Governo quer acabar com multa do FGTS e seguro-desemprego


(Reprodução/Arte: Vitor Teixeira)

O governo de Jair Bolsonaro (PL) quer acabar com o pagamento da multa de 40% do Fundo de Garantia por Tempo de Serviço (FGTS) e com o seguro-desemprego pagos aos aos trabalhadores demitidos sem justa causa.

Pela proposta, as empresa continuarão fazendo o depósito do FGTS, mas não pagarão mais o valor ao trabalhador, mas sim ao governo

As mudanças na legislação trabalhista foram prometidas por Bolsonaro a empresários durante as eleições de 2018, quando ele disse que ia aprofundar a reforma Trabalhista promovida pelo ilegítimo Michel Temer (MDB), que acabou com 100 itens da Consolidação das Leis do Trabalho CLT).

De acordo com o UOL, o governo encomendou um estudo para essa nova reforma Trabalhista ao Grupo de Altos Estudos do Trabalho (Gaet ), formado por economistas, juristas e acadêmicos, em 2019, por iniciativa do ministro da Economia, o banqueiro Paulo Guedes.

O grupo propôs uma série de mudanças nas regras de pagamento de verbas ao trabalhador demitido sem justa causa, ignorando que o país vem registrando altas taxas de desemprego e de trabalho precário, o que tende a piorar e muito com a recessão.

Além do fim do pagamento da multa de 40% do FGTS, os técnicos sugeriram unificar o Fundo e o seguro-desemprego.

Como funciona hoje o FGTS

As empresas depositam 8% por mês em uma conta do FGTS em nome do trabalhador.

O dinheiro só pode ser sacado em casos de demissão sem justa causa, para a compra da casa própria, ao se aposentar ou se tiver uma doença grave.

Quando é demitido sem justa causa, a empresa tem de pagar também 40% sobre o saldo no FGTS.

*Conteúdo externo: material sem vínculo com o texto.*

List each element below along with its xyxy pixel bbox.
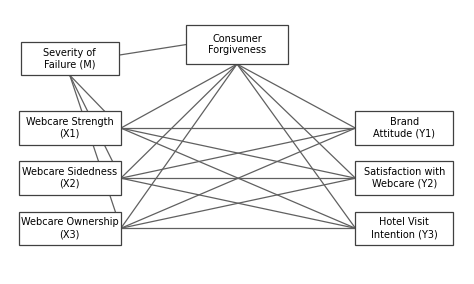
Text: Severity of
Failure (M): Severity of Failure (M) bbox=[44, 48, 96, 69]
FancyBboxPatch shape bbox=[356, 212, 453, 245]
FancyBboxPatch shape bbox=[18, 111, 121, 145]
Text: Consumer
Forgiveness: Consumer Forgiveness bbox=[208, 34, 266, 55]
Text: Brand
Attitude (Y1): Brand Attitude (Y1) bbox=[373, 117, 435, 139]
Text: Webcare Ownership
(X3): Webcare Ownership (X3) bbox=[21, 218, 118, 239]
FancyBboxPatch shape bbox=[186, 25, 288, 64]
FancyBboxPatch shape bbox=[356, 111, 453, 145]
Text: Satisfaction with
Webcare (Y2): Satisfaction with Webcare (Y2) bbox=[364, 167, 445, 189]
FancyBboxPatch shape bbox=[18, 162, 121, 195]
Text: Hotel Visit
Intention (Y3): Hotel Visit Intention (Y3) bbox=[371, 218, 438, 239]
Text: Webcare Sidedness
(X2): Webcare Sidedness (X2) bbox=[22, 167, 118, 189]
FancyBboxPatch shape bbox=[356, 162, 453, 195]
Text: Webcare Strength
(X1): Webcare Strength (X1) bbox=[26, 117, 114, 139]
FancyBboxPatch shape bbox=[18, 212, 121, 245]
FancyBboxPatch shape bbox=[21, 42, 118, 75]
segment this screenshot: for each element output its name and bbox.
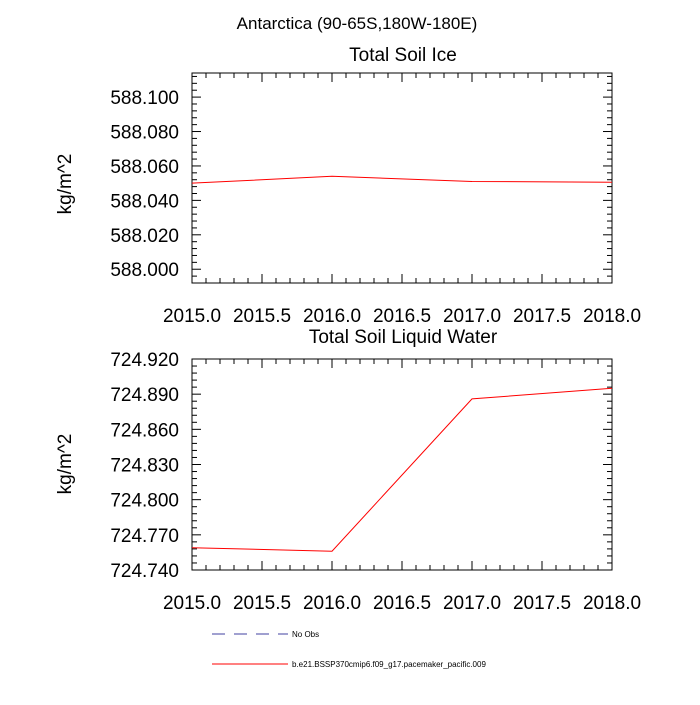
panel-2-xtick-label: 2017.5 <box>513 593 571 614</box>
panel-1-ytick-label: 588.100 <box>110 88 179 109</box>
panel-1-ytick-label: 588.020 <box>110 226 179 247</box>
panel-1-xtick-label: 2015.0 <box>163 306 221 327</box>
legend-label-series: b.e21.BSSP370cmip6.f09_g17.pacemaker_pac… <box>292 660 486 669</box>
panel-1-xtick-label: 2016.0 <box>303 306 361 327</box>
panel-2-ytick-label: 724.920 <box>110 350 179 371</box>
panel-2-title: Total Soil Liquid Water <box>309 327 498 348</box>
panel-2-marks: 2015.0 2015.5 2016.0 2016.5 2017.0 2017.5 2018… <box>110 350 641 614</box>
panel-1-ytick-label: 588.080 <box>110 123 179 144</box>
panel-1-xtick-label: 2016.5 <box>373 306 431 327</box>
panel-2-xtick-label: 2016.5 <box>373 593 431 614</box>
panel-1-title: Total Soil Ice <box>349 45 457 66</box>
panel-2-xtick-label: 2015.5 <box>233 593 291 614</box>
panel-1-frame <box>191 72 613 284</box>
figure-title: Antarctica (90-65S,180W-180E) <box>237 14 478 33</box>
panel-1-series-line <box>191 175 613 184</box>
panel-2-ytick-label: 724.800 <box>110 491 179 512</box>
panel-2-xtick-label: 2016.0 <box>303 593 361 614</box>
panel-1-marks: 2015.0 2015.5 2016.0 2016.5 2017.0 2017.5 2018… <box>110 73 641 327</box>
panel-1-xtick-label: 2017.5 <box>513 306 571 327</box>
panel-2-frame <box>191 358 613 571</box>
legend-label-no-obs: No Obs <box>292 630 319 639</box>
panel-1-xtick-label: 2017.0 <box>443 306 501 327</box>
panel-2-ytick-label: 724.770 <box>110 526 179 547</box>
panel-2-ytick-label: 724.890 <box>110 385 179 406</box>
panel-1-xtick-label: 2018.0 <box>583 306 641 327</box>
panel-1-xtick-label: 2015.5 <box>233 306 291 327</box>
panel-2-xtick-label: 2018.0 <box>583 593 641 614</box>
panel-1-ylabel: kg/m^2 <box>55 154 76 215</box>
panel-1-ytick-label: 588.040 <box>110 191 179 212</box>
panel-2-xtick-label: 2015.0 <box>163 593 221 614</box>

O que muda se a proposta for aprovada, segundo apuração do repórter Fabrício de Castro, do UOL.

Seguro-desemprego

O benefício deixaria de ser pago após a demissão. Os recursos do programa passariam a ser depositados pelo governo no fundo individual do trabalhador (FGTS) ao longo dos primeiros 30 meses de trabalho. Depois disso, não haveria mais depósitos.

Recursos

O dinheiro a ser depositado pelo governo no fundo do trabalhador seria o equivalente a 16% do salário para quem ganha até um salário mínimo (hoje, R$ 1.100). Porém, quanto maior o salário, menor o porcentual a ser depositado.

FGTS

As empresas continuariam depositando todo mês o equivalente a 8% do salário do trabalhador no fundo. Só que o fundo receberá o reforço dos depósitos do governo vindos do antigo seguro-desemprego (16% para quem recebe um salário mínimo).

Multa de 40% do FGTS

Em caso de demissão sem justa causa, a empresa não pagará mais o valor ao trabalhador, mas sim ao governo. Esses recursos ajudariam a bancar as despesas do governo com o depósito de até 16% nos primeiros 30 meses do vínculo empregatício.

Saques do FGTS

Pela proposta, seria estabelecida uma referência para retirada dos recursos. O Gaet cita o parâmetro de 12 salários mínimos. Os valores acima disso poderiam ser sacados pelo trabalhador a qualquer momento.

Demissão

No desligamento sem justa causa, o trabalhador poderia retirar a parte do FGTS que havia ficado presa (até 12 salários mínimos). No entanto, isso seria feito gradativamente, por meio de saques mensais limitados. Para quem recebia um salário mínimo, o saque mensal seria neste valor.